I don't think this shit would have flown 15 years ago.. The cops would have looked the other way while the protesters had their asses handed to them. This same group came to my town after Matthew Shepard was tortured and killed. They're scum.
 

Vampire_Hunter_Bob

Cats are great
Aazealh said:
Sounds like bullshit to me. If they really disturbed the funeral, I see it as no different from walking into people's homes and insulting them.

I think the worst part is that right after they did the protest they created some 'epic' story about the guys son on their web site and short of actually looking it up I found it summerized:
http://www.wtsp.com/news/local/story.aspx?storyid=143392
It was more than the hateful signs near the funeral at the Catholic Church service in the family's hometown, he says. The video on the Westboro website that Snyder found days later also caused him pain. Entitled The Burden of Marine Lance Cpl. Matthew Snyder, it asserted Snyder and his ex-wife had "taught Matthew to defy his creator" and "raised him for the devil."

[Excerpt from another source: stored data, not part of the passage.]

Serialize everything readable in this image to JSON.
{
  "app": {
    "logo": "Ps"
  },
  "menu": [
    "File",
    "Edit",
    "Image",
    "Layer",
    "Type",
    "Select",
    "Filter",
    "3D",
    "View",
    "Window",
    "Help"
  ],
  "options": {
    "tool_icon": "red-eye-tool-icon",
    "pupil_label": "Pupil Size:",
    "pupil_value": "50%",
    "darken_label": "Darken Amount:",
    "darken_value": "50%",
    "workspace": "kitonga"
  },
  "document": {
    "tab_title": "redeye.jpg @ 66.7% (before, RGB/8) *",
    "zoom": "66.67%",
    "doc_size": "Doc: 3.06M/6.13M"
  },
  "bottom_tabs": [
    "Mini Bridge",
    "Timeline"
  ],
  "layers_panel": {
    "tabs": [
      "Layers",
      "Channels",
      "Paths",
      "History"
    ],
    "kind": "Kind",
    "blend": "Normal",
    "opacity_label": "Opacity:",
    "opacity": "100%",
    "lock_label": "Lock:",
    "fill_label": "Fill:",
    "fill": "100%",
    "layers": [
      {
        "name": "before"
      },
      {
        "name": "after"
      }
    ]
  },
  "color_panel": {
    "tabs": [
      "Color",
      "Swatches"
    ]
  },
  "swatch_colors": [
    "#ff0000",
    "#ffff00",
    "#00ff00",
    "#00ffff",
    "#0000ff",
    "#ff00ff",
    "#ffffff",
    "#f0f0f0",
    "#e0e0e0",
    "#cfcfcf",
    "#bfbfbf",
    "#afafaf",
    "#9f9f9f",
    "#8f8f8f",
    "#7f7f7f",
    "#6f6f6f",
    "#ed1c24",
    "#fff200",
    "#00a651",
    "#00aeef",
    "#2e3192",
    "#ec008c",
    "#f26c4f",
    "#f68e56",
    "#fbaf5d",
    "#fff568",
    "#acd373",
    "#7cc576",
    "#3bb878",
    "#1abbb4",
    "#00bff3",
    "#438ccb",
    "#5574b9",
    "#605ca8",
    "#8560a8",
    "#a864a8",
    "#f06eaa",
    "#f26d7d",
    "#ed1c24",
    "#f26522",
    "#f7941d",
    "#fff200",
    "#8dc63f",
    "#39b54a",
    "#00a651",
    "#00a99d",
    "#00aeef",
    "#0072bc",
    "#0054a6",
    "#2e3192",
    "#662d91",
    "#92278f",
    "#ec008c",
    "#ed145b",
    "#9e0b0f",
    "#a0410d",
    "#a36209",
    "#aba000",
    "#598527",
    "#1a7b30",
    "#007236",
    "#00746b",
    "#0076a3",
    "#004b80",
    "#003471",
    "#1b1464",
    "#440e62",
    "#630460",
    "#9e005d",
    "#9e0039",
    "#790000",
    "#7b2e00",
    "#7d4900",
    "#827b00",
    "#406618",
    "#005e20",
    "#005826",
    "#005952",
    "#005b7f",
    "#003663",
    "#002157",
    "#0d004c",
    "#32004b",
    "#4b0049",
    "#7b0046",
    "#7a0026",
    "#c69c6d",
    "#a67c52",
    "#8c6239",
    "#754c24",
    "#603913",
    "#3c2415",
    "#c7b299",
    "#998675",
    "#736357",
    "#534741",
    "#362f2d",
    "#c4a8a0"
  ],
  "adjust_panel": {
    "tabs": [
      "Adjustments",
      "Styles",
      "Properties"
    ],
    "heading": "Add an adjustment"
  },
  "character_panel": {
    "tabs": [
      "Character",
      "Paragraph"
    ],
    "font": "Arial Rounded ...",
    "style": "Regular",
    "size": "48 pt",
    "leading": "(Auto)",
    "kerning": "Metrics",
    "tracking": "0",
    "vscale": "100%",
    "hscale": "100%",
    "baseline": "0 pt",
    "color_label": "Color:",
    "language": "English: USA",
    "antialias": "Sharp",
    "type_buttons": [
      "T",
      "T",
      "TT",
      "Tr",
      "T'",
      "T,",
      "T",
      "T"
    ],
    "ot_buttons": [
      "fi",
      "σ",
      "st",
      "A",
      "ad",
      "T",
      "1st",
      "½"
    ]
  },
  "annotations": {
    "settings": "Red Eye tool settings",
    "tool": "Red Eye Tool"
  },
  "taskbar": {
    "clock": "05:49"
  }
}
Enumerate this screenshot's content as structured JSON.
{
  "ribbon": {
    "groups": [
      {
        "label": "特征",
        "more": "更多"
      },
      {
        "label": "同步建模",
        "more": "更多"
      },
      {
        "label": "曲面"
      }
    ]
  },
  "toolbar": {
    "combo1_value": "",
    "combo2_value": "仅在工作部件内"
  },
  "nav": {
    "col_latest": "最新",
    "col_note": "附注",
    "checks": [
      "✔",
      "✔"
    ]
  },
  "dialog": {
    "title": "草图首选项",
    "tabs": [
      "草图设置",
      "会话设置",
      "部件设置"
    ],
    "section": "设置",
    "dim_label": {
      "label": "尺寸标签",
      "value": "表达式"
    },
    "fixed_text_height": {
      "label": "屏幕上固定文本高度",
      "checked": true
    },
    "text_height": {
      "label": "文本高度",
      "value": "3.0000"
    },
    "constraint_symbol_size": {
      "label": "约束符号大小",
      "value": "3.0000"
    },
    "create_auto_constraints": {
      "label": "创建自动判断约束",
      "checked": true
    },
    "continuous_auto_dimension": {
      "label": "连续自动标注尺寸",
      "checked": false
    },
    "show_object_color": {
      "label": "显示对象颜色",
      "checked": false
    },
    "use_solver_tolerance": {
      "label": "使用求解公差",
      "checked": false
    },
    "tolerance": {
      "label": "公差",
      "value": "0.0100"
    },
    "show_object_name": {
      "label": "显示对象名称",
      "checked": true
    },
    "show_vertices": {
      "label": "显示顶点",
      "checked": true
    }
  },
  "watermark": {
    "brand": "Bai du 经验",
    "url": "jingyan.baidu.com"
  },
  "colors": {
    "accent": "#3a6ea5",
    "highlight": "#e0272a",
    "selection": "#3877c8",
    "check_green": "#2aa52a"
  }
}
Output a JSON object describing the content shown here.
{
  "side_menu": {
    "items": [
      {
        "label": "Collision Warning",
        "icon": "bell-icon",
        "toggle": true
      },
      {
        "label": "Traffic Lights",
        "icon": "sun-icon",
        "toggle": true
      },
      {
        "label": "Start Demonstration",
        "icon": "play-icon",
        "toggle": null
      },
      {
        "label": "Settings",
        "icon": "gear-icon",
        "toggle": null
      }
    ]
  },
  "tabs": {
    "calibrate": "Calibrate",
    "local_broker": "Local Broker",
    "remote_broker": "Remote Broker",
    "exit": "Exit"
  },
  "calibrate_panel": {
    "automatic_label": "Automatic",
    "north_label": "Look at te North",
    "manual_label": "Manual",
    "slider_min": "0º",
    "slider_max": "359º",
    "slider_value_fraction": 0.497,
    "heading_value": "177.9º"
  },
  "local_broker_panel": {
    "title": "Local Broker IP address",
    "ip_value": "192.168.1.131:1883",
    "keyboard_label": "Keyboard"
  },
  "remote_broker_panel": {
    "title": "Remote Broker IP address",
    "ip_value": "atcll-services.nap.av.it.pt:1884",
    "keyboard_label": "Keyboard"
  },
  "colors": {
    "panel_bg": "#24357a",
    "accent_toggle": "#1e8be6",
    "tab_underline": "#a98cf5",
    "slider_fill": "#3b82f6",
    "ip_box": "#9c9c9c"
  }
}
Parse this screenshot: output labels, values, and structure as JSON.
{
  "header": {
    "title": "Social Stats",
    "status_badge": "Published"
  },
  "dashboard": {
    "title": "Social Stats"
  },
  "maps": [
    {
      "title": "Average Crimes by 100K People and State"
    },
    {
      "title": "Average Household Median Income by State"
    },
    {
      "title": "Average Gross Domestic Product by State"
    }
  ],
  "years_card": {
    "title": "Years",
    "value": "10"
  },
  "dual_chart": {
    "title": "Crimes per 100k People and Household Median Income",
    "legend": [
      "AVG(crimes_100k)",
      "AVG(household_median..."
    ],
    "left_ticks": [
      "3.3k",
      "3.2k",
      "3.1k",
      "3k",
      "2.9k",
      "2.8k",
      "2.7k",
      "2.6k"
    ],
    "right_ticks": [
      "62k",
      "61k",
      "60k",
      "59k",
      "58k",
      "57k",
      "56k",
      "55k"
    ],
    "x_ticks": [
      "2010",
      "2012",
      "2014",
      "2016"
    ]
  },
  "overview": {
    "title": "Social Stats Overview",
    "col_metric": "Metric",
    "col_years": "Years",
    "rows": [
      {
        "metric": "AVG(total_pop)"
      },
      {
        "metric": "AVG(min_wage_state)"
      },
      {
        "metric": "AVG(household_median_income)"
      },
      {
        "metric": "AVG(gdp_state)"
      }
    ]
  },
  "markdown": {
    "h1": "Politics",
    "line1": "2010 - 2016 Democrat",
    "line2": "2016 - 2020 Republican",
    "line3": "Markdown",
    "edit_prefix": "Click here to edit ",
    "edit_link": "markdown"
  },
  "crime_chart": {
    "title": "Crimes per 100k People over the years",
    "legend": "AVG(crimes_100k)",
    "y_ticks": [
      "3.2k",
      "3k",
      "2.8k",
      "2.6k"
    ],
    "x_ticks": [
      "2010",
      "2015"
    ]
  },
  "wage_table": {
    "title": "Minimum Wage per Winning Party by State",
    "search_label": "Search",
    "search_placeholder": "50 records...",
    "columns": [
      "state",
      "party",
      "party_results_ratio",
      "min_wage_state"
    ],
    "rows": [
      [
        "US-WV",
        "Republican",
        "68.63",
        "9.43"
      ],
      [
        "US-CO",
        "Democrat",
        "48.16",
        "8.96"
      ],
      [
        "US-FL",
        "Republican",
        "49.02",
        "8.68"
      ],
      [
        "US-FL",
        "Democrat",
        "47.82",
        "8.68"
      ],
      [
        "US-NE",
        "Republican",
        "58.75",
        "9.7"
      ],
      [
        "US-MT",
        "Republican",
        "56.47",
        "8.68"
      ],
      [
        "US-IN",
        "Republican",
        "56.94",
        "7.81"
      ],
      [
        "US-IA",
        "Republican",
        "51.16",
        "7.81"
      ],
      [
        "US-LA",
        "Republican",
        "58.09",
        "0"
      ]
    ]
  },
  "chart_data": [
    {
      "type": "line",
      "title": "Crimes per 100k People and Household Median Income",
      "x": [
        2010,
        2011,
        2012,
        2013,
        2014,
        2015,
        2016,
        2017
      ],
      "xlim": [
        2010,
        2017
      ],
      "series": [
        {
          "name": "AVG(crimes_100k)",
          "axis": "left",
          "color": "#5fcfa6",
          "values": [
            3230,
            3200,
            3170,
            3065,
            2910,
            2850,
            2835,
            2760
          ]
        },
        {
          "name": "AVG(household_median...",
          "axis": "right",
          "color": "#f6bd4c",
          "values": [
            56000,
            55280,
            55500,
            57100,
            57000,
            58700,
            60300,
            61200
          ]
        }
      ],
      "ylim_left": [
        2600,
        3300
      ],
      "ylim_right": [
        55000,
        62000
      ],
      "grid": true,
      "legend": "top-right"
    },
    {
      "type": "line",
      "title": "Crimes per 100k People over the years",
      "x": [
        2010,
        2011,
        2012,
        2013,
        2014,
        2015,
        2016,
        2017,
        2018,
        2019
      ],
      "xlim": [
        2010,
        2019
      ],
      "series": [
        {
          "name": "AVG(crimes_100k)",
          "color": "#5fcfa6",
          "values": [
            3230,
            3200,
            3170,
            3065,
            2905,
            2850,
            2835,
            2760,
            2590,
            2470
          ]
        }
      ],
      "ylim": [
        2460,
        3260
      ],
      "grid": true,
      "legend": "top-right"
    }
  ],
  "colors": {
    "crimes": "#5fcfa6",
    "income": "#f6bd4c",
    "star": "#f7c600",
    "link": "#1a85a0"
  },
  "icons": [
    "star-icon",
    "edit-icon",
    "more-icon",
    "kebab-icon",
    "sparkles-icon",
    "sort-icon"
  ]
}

But what he sued them for was that, according to the dad, they intentionally infliction emotional distress, intruded on their privacy and committed civil conspiracy (somewhere else I read this was that they turned a private event into a public one).

One of the questions asked today.
Justice Samuel Alito offered a scenario where a grandmother raises a boy who becomes a soldier in Iraq and dies there. The grandmother goes alone to visit her grandson's grave, and on her way home she is waiting for a bus and is harassed by someone who says he is glad her grandson died and wished he were there to see it.

Counselor Phelps tried to put that situation under a different legal umbrella, suggesting that the person harassing the grandmother could be considered to be inciting "fighting words."

I see what she's saying, but all of their protests have for the most part been about doing just this. They pretty much do just this by showing up. http://www.youtube.com/watch?v=BZGKx2pTBQc

Maybe an exception will be made for the intention of causing emotional distress.
http://en.wikipedia.org/wiki/Mike_Gallagher#Westboro_Baptist_Church
On October 6, 2006, Gallagher convinced the controversial Topeka, Kansas-based Westboro Baptist Church to appear on air with an hour of air time in exchange for not picketing a funeral for victims from the Amish school shooting near Nickel Mines, Pennsylvania. Initially, Gallagher offered the organization money to not picket the funeral. With this gesture being accused of being blood money, the syndicated radio host gave the church an hour to appear on air. The Amish funerals went on peacefully after the contract signed with WBC stipulated a $500,000 fine if there were picketers anywhere near the funerals.[2]
Following plans by the Westboro Baptist Church to protest funerals of victims of the Virginia Tech massacre, Gallagher offered the group three hours of airtime in exchange for an agreement not to protest these funerals. The WBC was the in-studio guests of Gallagher's program for its entirety on April 24, 2007.[3]